Learning in the heart of nature at a Belgian primary school
- Reading time: 4 minutes
The non-profit organisation La Leçon Verte offers outdoor educational activities for children, so that they can learn in new ways and in an inspiring environment. One of the schools that engages in these activities is Martin V, a primary school in Louvain-la-Neuve, Belgium.
Géraldine Flament, teacher at primary school Martin V: My name is Géraldine Flament. I am a teacher at primary school Martin V in Louvain-la-Neuve, Belgium. I have been a teacher for around 20 years. At the moment, I am a first-grade teacher, so the children are six to seven years old. It is now the third year of working with La Leçon Verte and of being really involved in the initiative of outdoor education. This means that once a week, I work outside with children. Outdoor education allows me to do activities during the learning process, as I will sometimes discover new topics in the classroom. But instead of working a lot using sheets and papers, we go outside, we play games. As part of these games, we may play tag, hide-and-seek or dominoes, and we may combine words and images or do calculations – but all of it takes place outside. And since we’re outside, since we are in motion, since the children play, they will remember what we do much better.
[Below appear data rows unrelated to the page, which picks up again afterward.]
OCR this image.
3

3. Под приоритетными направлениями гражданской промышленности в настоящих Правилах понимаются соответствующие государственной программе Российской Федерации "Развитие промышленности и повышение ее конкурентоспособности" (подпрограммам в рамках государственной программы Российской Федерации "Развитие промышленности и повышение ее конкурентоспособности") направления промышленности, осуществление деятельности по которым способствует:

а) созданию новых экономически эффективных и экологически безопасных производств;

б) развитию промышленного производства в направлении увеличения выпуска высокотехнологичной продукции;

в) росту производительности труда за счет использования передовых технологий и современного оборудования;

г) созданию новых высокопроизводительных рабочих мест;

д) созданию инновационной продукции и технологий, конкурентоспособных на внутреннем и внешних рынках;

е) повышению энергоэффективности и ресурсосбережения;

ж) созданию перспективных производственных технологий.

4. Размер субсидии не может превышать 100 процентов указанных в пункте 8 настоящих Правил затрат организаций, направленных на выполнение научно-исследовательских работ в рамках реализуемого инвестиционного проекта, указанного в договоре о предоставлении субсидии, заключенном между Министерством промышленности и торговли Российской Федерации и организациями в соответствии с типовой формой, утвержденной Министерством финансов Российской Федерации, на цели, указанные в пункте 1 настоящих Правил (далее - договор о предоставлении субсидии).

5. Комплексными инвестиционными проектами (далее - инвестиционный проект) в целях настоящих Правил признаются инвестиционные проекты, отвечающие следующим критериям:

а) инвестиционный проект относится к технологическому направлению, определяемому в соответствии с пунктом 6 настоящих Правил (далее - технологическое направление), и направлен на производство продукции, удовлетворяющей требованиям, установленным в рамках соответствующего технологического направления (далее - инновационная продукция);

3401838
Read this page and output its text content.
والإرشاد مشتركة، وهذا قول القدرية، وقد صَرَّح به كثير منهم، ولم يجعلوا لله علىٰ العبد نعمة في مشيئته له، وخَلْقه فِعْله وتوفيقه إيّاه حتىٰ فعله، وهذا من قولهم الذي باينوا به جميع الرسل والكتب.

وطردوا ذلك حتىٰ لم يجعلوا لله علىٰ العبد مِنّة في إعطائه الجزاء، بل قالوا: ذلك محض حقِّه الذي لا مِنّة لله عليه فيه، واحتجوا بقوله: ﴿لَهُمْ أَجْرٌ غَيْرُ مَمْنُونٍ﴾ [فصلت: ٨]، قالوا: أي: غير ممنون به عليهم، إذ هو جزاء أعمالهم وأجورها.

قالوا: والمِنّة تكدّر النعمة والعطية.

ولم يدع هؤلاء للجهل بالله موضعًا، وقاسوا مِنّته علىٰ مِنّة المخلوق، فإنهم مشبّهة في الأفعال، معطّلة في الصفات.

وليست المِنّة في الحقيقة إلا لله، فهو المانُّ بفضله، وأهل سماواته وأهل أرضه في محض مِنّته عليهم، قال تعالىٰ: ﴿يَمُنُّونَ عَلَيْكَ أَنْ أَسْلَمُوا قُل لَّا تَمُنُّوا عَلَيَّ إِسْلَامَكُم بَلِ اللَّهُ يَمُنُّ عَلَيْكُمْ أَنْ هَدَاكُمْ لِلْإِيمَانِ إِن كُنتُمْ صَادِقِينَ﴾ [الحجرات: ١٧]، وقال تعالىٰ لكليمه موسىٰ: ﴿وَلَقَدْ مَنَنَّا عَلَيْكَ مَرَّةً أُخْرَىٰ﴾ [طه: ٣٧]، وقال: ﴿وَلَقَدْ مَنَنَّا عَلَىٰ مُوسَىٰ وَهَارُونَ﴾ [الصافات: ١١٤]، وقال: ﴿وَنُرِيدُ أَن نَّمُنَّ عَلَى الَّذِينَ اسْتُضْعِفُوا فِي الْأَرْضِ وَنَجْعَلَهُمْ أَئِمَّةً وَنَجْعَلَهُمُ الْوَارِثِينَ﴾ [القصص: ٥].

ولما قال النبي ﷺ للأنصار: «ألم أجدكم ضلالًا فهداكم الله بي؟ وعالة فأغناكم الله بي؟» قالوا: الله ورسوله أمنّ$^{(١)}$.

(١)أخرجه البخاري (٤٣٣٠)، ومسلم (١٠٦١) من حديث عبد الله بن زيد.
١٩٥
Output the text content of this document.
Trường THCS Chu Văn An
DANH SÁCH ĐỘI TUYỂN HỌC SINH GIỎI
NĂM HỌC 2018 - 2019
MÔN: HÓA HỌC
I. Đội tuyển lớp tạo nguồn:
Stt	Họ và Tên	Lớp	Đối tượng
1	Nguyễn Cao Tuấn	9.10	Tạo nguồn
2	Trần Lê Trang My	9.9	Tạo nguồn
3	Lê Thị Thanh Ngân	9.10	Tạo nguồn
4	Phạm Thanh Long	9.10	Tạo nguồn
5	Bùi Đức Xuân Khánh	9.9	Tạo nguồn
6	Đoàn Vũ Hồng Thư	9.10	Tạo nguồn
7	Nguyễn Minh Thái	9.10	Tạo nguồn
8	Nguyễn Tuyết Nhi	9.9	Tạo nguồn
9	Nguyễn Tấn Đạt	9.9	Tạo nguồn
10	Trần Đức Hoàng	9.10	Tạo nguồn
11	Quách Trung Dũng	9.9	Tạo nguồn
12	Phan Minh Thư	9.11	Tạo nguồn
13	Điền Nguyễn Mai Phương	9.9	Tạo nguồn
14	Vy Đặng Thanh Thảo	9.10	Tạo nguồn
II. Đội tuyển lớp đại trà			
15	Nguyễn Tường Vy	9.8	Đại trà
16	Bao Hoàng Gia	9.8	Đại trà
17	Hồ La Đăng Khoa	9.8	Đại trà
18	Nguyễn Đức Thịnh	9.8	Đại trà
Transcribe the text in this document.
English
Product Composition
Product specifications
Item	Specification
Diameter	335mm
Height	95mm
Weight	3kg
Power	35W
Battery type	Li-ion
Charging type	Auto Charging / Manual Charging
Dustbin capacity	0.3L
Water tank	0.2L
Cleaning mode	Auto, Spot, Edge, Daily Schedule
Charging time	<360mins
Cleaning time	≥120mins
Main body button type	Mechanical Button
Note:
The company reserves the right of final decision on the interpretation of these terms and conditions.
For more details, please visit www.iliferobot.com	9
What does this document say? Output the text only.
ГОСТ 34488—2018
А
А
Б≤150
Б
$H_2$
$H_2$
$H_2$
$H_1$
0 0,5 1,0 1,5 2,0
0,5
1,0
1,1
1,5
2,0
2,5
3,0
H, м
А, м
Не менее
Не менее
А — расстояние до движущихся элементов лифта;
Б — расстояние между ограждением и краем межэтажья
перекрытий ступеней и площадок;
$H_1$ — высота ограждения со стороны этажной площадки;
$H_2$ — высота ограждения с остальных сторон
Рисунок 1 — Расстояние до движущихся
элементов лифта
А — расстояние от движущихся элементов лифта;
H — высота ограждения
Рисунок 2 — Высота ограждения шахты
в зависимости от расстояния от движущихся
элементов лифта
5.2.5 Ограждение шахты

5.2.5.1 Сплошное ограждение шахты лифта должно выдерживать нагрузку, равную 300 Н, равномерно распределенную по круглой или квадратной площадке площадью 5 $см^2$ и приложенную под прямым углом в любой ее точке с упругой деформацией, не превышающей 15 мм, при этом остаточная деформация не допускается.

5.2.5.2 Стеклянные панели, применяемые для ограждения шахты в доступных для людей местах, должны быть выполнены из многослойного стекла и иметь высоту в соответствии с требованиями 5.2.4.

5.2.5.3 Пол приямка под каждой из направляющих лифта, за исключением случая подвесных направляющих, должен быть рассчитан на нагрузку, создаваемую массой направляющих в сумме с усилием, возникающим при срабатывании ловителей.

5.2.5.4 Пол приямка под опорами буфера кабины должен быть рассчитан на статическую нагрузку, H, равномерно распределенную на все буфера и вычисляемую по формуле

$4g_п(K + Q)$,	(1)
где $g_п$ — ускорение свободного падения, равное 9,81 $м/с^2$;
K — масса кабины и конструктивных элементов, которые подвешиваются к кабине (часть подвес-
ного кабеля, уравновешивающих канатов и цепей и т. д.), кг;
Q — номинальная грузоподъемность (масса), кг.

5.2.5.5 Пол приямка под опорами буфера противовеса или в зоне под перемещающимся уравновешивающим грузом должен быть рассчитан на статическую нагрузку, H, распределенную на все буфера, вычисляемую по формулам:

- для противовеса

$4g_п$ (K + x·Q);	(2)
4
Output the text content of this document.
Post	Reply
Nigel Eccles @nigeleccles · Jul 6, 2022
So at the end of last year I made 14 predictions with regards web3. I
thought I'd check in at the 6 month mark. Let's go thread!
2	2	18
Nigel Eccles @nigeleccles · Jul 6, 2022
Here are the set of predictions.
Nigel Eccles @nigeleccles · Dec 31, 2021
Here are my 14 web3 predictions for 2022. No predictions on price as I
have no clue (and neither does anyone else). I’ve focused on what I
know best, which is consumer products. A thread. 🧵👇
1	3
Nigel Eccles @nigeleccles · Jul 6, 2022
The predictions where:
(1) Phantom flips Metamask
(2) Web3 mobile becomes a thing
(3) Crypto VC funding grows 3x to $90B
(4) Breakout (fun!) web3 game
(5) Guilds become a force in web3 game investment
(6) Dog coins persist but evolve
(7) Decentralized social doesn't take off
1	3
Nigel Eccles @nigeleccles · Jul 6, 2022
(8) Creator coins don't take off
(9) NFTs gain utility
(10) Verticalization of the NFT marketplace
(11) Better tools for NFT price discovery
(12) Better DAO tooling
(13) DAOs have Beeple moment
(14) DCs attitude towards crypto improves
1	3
Laurence Denis, coordinator at La Leçon Verte: According to La Leçon Verte, outdoor education is about going out regularly. “Regularly” means at least once a month, in a green area inside or next to the school, to teach subjects such as early learning activities, French and Maths, in the outdoors and with the help of the outdoors. What are our goals? First, the initiative is about training teachers. We support them during the whole year, once a month, to help them become self-sufficient in their practices related to outdoor education. The second goal we pursue is to reconnect children with nature. Observe, touch, explore, collaborate: all of this can create – if regularly organised – a feeling of joy, a feeling of wonder among children. We offer teaching methods that are much more comprehensive. We see things as a whole, so we work on concrete matters – on the five senses, on motion, or on living beings – and we use various methods, so that each child can benefit.
On each trip, we work on nine different skills or methods, so that each child can find what suits him or her best. We work on creativity, imagination, psychomotor education, and so on; and the three subjects we incorporate are early learning activities, French and Maths. Today, it’s October: the theme is autumn and mushrooms. The broader theme for the whole year is classifying living things. This means in September, we will work on trees; in October on autumn and mushrooms; in November on birds, etcetera, so they can learn more about all living things. Early learning activities are about “What is a living thing? What are the characteristics of these living things?” Today, for example, we worked on French and handwriting: children had their totem and they had to rewrite it and/or their name with the ink of the “shaggy ink cap” mushroom.
Géraldine Flament: Some children may find it difficult to sit properly in the classroom, to listen, to work, to focus… it was sometimes hard to create a connection with them. The outdoor activities help me to create a positive connection with these children, too. This allows me to find what is best in every child. Children reconnect with nature, and every child finds a different kind of passion outdoors – the outcomes are great.